Some limitations are also worth noting. First, from the cross-sectional design it was not possible to ascertain when dengue IgG seroconversion or hospitalisation occurred. Thus, reverse causation bias could explain the findings if dengue-related outcomes influenced anthropometric characteristics before the time of the study. Second, past hospitalisation for dengue was self-reported and could have resulted in misclassification due to recall bias. Because information on socioeconomic indicators was self-reported, there may also be a possibility of misclassification due to social desirability bias. The effect of this bias on the estimates of association would depend on whether it was differential or not with respect to exposure and outcome, and cannot be easily anticipated without further assumptions. Third, the very high prevalence of seropositivity in adults may have reduced statistical power. Fourth, analysing a large number of exposures may increase type I error, so we cannot rule out chance as a possible explanation for the observed associations. Finally, the ELISA IgG antibody test is an imperfect proxy for previous dengue infection because it can cross-react with antibodies resulting from infection with other flaviviruses, such as yellow fever and Zika viruses [38]. However, there has not been an outbreak of yellow fever in the Bucaramanga area since 1923 [Reference Groot39] and Zika virus did not exist in Colombia at the time of recruitment into the study [40, 41]. Thus, it is unlikely that our data are significantly affected by cross-reactivity due to previous yellow fever or Zika infections. No other flaviviruses circulate in this region. Cross reactivity with the yellow fever vaccine is also possible [38]. Vaccination against yellow fever was included in the expanded programme for immunisation of Colombia only in 2002, with one dose recommended at 12 months of age [42, Reference Mora43]. Thus, study participants born in 2002 or later should be more likely to have received the yellow fever vaccine than those born before. Yet, seropositivity in participants born in 1999 or 2000 (108 of 119 participants, or 90.8%) was higher than that of participants born in 2002 or 2003 (222 of 286 participants, or 77.6%). These data suggest that seropositivity due to cross-reactions with the yellow fever vaccine in our study should be low.
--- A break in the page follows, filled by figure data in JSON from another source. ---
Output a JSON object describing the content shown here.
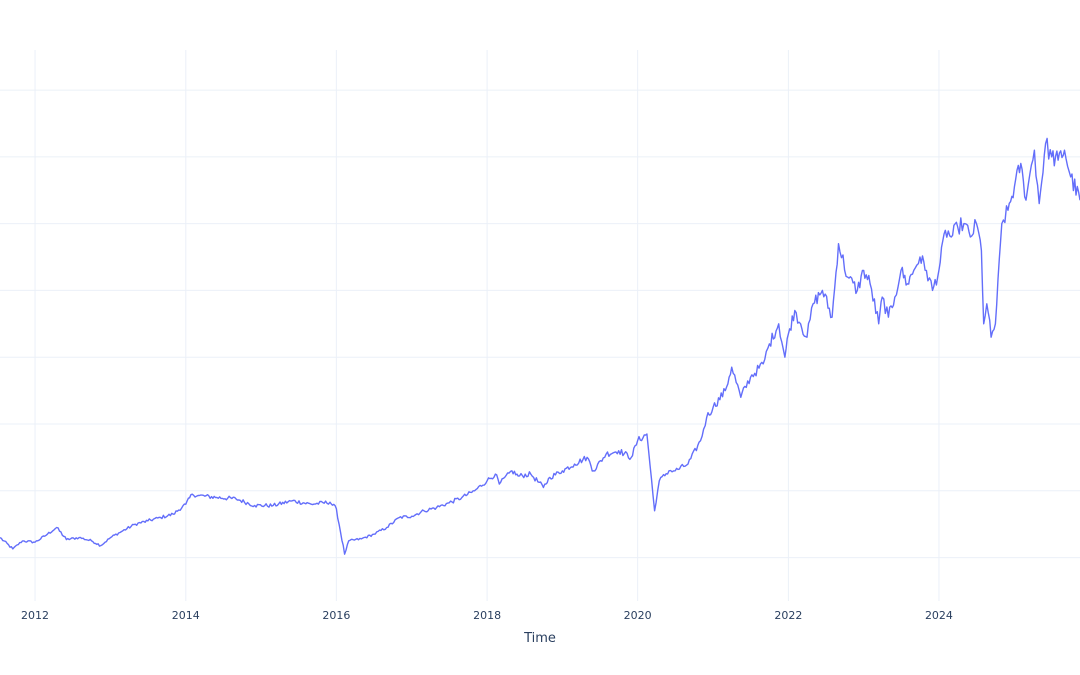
{
  "chart_data": {
    "type": "line",
    "xlabel": "Time",
    "ylabel": "",
    "x_ticks": [
      "2012",
      "2014",
      "2016",
      "2018",
      "2020",
      "2022",
      "2024"
    ],
    "xlim": [
      "2011-07-15",
      "2025-11-15"
    ],
    "ylim": [
      -0.65,
      7.6
    ],
    "y_grid": [
      0,
      1,
      2,
      3,
      4,
      5,
      6,
      7,
      8
    ],
    "grid": true,
    "legend": "none",
    "series": [
      {
        "color": "#636efa",
        "x": [
          "2011-07-15",
          "2011-09-15",
          "2011-11-01",
          "2012-01-01",
          "2012-03-01",
          "2012-04-15",
          "2012-06-01",
          "2012-08-01",
          "2012-10-01",
          "2012-11-15",
          "2013-01-01",
          "2013-03-01",
          "2013-05-01",
          "2013-07-01",
          "2013-09-01",
          "2013-11-01",
          "2014-01-01",
          "2014-02-01",
          "2014-03-01",
          "2014-06-01",
          "2014-09-01",
          "2014-12-01",
          "2015-03-01",
          "2015-06-01",
          "2015-09-01",
          "2015-12-01",
          "2016-01-01",
          "2016-02-10",
          "2016-03-01",
          "2016-05-01",
          "2016-07-01",
          "2016-09-01",
          "2016-11-01",
          "2017-01-01",
          "2017-03-01",
          "2017-05-01",
          "2017-07-01",
          "2017-09-01",
          "2017-11-01",
          "2018-01-01",
          "2018-02-10",
          "2018-03-01",
          "2018-05-01",
          "2018-06-01",
          "2018-08-01",
          "2018-10-01",
          "2018-11-01",
          "2019-01-01",
          "2019-03-01",
          "2019-05-01",
          "2019-06-01",
          "2019-08-01",
          "2019-10-01",
          "2019-12-01",
          "2020-01-01",
          "2020-02-15",
          "2020-03-23",
          "2020-04-15",
          "2020-06-01",
          "2020-07-01",
          "2020-09-01",
          "2020-11-01",
          "2020-12-01",
          "2021-01-01",
          "2021-03-01",
          "2021-04-01",
          "2021-05-15",
          "2021-07-01",
          "2021-09-01",
          "2021-10-01",
          "2021-11-15",
          "2021-12-15",
          "2022-01-01",
          "2022-02-01",
          "2022-03-01",
          "2022-04-01",
          "2022-05-01",
          "2022-06-15",
          "2022-08-01",
          "2022-09-01",
          "2022-10-15",
          "2022-12-01",
          "2023-01-01",
          "2023-02-01",
          "2023-03-15",
          "2023-04-01",
          "2023-05-01",
          "2023-06-01",
          "2023-07-01",
          "2023-08-01",
          "2023-09-01",
          "2023-10-01",
          "2023-11-01",
          "2023-12-01",
          "2024-01-01",
          "2024-02-01",
          "2024-03-01",
          "2024-04-01",
          "2024-05-01",
          "2024-06-01",
          "2024-07-01",
          "2024-07-25",
          "2024-08-05",
          "2024-08-20",
          "2024-09-10",
          "2024-10-01",
          "2024-11-01",
          "2024-12-01",
          "2025-01-01",
          "2025-02-01",
          "2025-02-20",
          "2025-03-10",
          "2025-04-08",
          "2025-05-01",
          "2025-06-01",
          "2025-07-01",
          "2025-08-01",
          "2025-09-01",
          "2025-10-01",
          "2025-11-15"
        ],
        "values": [
          0.3,
          0.13,
          0.25,
          0.23,
          0.35,
          0.45,
          0.27,
          0.3,
          0.25,
          0.18,
          0.3,
          0.4,
          0.5,
          0.55,
          0.6,
          0.65,
          0.8,
          0.95,
          0.93,
          0.9,
          0.88,
          0.78,
          0.78,
          0.85,
          0.8,
          0.83,
          0.73,
          0.05,
          0.25,
          0.28,
          0.35,
          0.45,
          0.6,
          0.62,
          0.7,
          0.75,
          0.82,
          0.9,
          1.0,
          1.15,
          1.25,
          1.1,
          1.3,
          1.22,
          1.25,
          1.05,
          1.2,
          1.3,
          1.4,
          1.5,
          1.3,
          1.55,
          1.6,
          1.5,
          1.75,
          1.85,
          0.7,
          1.15,
          1.3,
          1.3,
          1.4,
          1.75,
          2.1,
          2.25,
          2.5,
          2.85,
          2.4,
          2.7,
          2.9,
          3.2,
          3.5,
          3.0,
          3.35,
          3.7,
          3.5,
          3.3,
          3.8,
          4.0,
          3.6,
          4.7,
          4.2,
          4.0,
          4.3,
          4.1,
          3.5,
          3.9,
          3.6,
          3.9,
          4.3,
          4.1,
          4.3,
          4.5,
          4.3,
          4.0,
          4.3,
          4.9,
          4.8,
          4.95,
          5.0,
          4.8,
          5.0,
          4.6,
          3.5,
          3.8,
          3.3,
          3.5,
          5.0,
          5.2,
          5.55,
          5.9,
          5.4,
          5.6,
          6.1,
          5.3,
          6.2,
          6.0,
          5.95,
          6.1,
          5.7,
          5.35
        ]
      }
    ]
  }
}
In conclusion, WCZ is positively associated with dengue seropositivity in girls. Conversely, height and WC are inversely associated with seropositivity in adults, and height is inversely associated with past hospitalisation in seropositive adults. Prospective cohort studies are warranted to better understand the associations between anthropometric characteristics and dengue outcomes in both children and adults.
Supplementary material
The supplementary material for this article can be found at https://doi.org/10.1017/S0950268821000388
Financial support
This study was supported by the Colombian Science, Technology, and Innovation Fund of Sistema General de Regalías, Santander, Casanare, and Valle del Cauca; BPIN2013000100011.
Conflict of interest
The authors disclose no conflicts of interest.
Data availability statement
The data that support the findings can be made available by the corresponding author upon a reasonable request.